The Utility of Rural and Underserved Designations in Geospatial Assessments of Distance Traveled to Healthcare Services: Implications for Public Health Research and Practice

1The University of Georgia, College of Public Health, Department of Health Promotion and Behavior, 330 River Road, 315 Ramsey Center, Athens, GA 30602, USA
2Texas A&M Health Science Center, School of Rural Public Health, Department of Health Promotion and Community Health Sciences, TAMU 1266, College Station, TX 77843, USA
3HSR Health Services, LLC, P.O. Box 571357, Murray, UT 84157, USA
4Texas A&M Health Science Center, School of Rural Public Health, Department of Health Policy and Management, TAMU 1266, College Station, TX 77843, USA
5The University of Memphis, School of Public Health, Division of Health Systems Management and Policy, Robison Hall 133, Memphis, TN 38152-3530, USA
6Texas A&M Health Science Center, School of Rural Public Health, Center for Community Health Development, TAMU 1266, College Station, TX 77843, USA

Received 6 March 2013; Accepted 10 May 2013

Academic Editor: Edward Trapido

Copyright © 2013 Matthew Lee Smith et al.
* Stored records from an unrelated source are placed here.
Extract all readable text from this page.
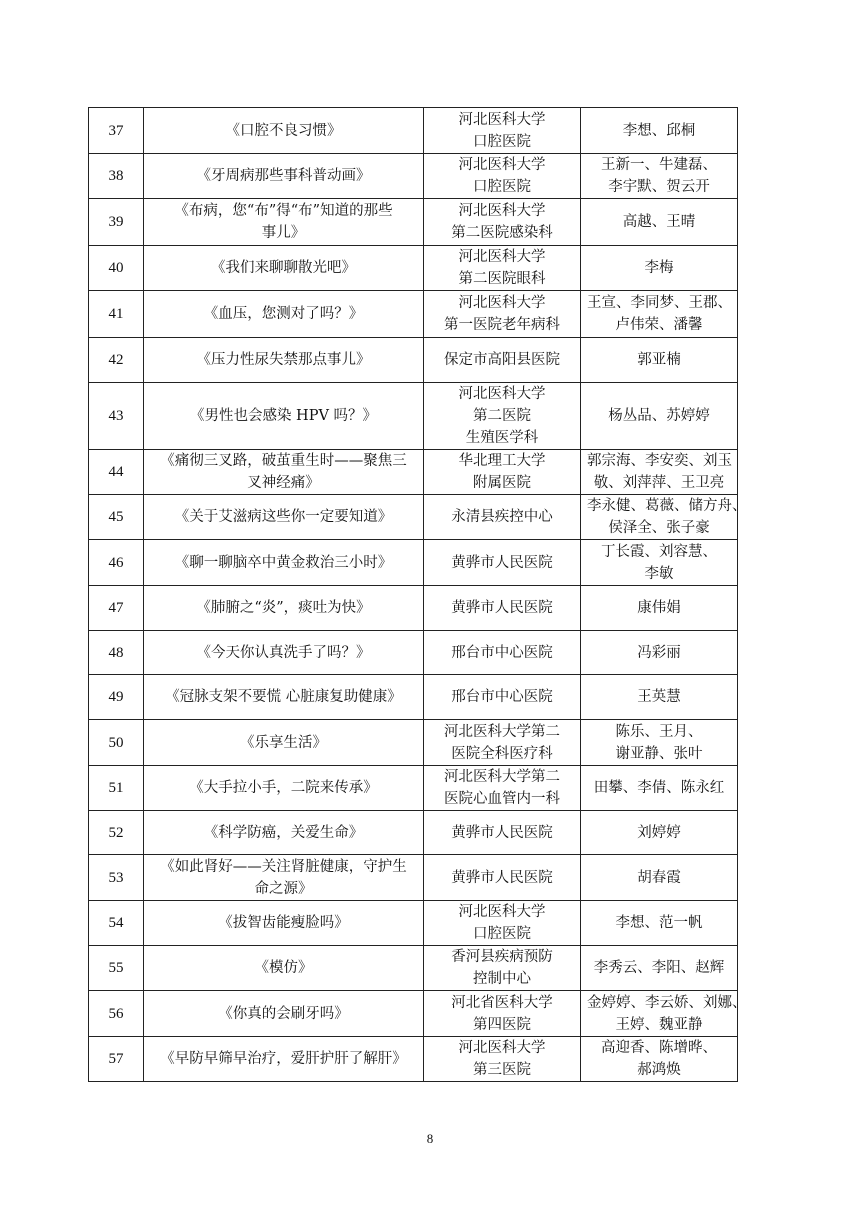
37	《口腔不良习惯》	河北医科大学
口腔医院	李想、邱桐

38	《牙周病那些事科普动画》	河北医科大学
口腔医院	王新一、牛建磊、
李宇默、贺云开

39	《布病，您“布”得“布”知道的那些
事儿》	河北医科大学
第二医院感染科	高越、王晴

40	《我们来聊聊散光吧》	河北医科大学
第二医院眼科	李梅

41	《血压，您测对了吗？》	河北医科大学
第一医院老年病科	王宣、李同梦、王郡、
卢伟荣、潘馨

42	《压力性尿失禁那点事儿》	保定市高阳县医院	郭亚楠

43	《男性也会感染 HPV 吗？》	河北医科大学
第二医院
生殖医学科	杨丛品、苏婷婷

44	《痛彻三叉路，破茧重生时——聚焦三
叉神经痛》	华北理工大学
附属医院	郭宗海、李安奕、刘玉
敬、刘萍萍、王卫亮

45	《关于艾滋病这些你一定要知道》	永清县疾控中心	李永健、葛薇、储方舟、
侯泽全、张子豪

46	《聊一聊脑卒中黄金救治三小时》	黄骅市人民医院	丁长霞、刘容慧、
李敏

47	《肺腑之“炎”，痰吐为快》	黄骅市人民医院	康伟娟

48	《今天你认真洗手了吗？》	邢台市中心医院	冯彩丽

49	《冠脉支架不要慌 心脏康复助健康》	邢台市中心医院	王英慧

50	《乐享生活》	河北医科大学第二
医院全科医疗科	陈乐、王月、
谢亚静、张叶

51	《大手拉小手，二院来传承》	河北医科大学第二
医院心血管内一科	田攀、李倩、陈永红

52	《科学防癌，关爱生命》	黄骅市人民医院	刘婷婷

53	《如此肾好——关注肾脏健康，守护生
命之源》	黄骅市人民医院	胡春霞

54	《拔智齿能瘦脸吗》	河北医科大学
口腔医院	李想、范一帆

55	《模仿》	香河县疾病预防
控制中心	李秀云、李阳、赵辉

56	《你真的会刷牙吗》	河北省医科大学
第四医院	金婷婷、李云娇、刘娜、
王婷、魏亚静

57	《早防早筛早治疗，爱肝护肝了解肝》	河北医科大学
第三医院	高迎香、陈增晔、
郝鸿焕
8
This is an open access article distributed under the Creative Commons Attribution License, which permits unrestricted use, distribution, and reproduction in any medium, provided the original work is properly cited.

Abstract

Health disparities research in rural populations is based on several common taxonomies identified by geography and population density. However, little is known about the implications of different rurality definitions on public health outcomes. To help illuminate the meaning of different rural designations often used in research, service delivery, or policy reports, this study will (1) review the different definitions of rurality and their purposes; (2) identify the overlap of various rural designations in an eight-county Brazos Valley region in Central Texas; (3) describe participant characteristic profiles based on distances traveled to obtain healthcare services; and (4) examine common profile characteristics associated with each designation. Data were analyzed from a random sample from 1,958 Texas adults participating in a community assessment. K-means cluster analysis was used to identify natural groupings of individuals based on distance traveled to obtain three healthcare services: medical care, dental care, and prescription medication pick-up. Significant variation in cluster representation and resident characteristics was observed by rural designation. Given widely used taxonomies for designating areas as rural (or provider shortage) in health-related research, this study highlights differences that could influence research results and subsequent program and policy development based on rural designation.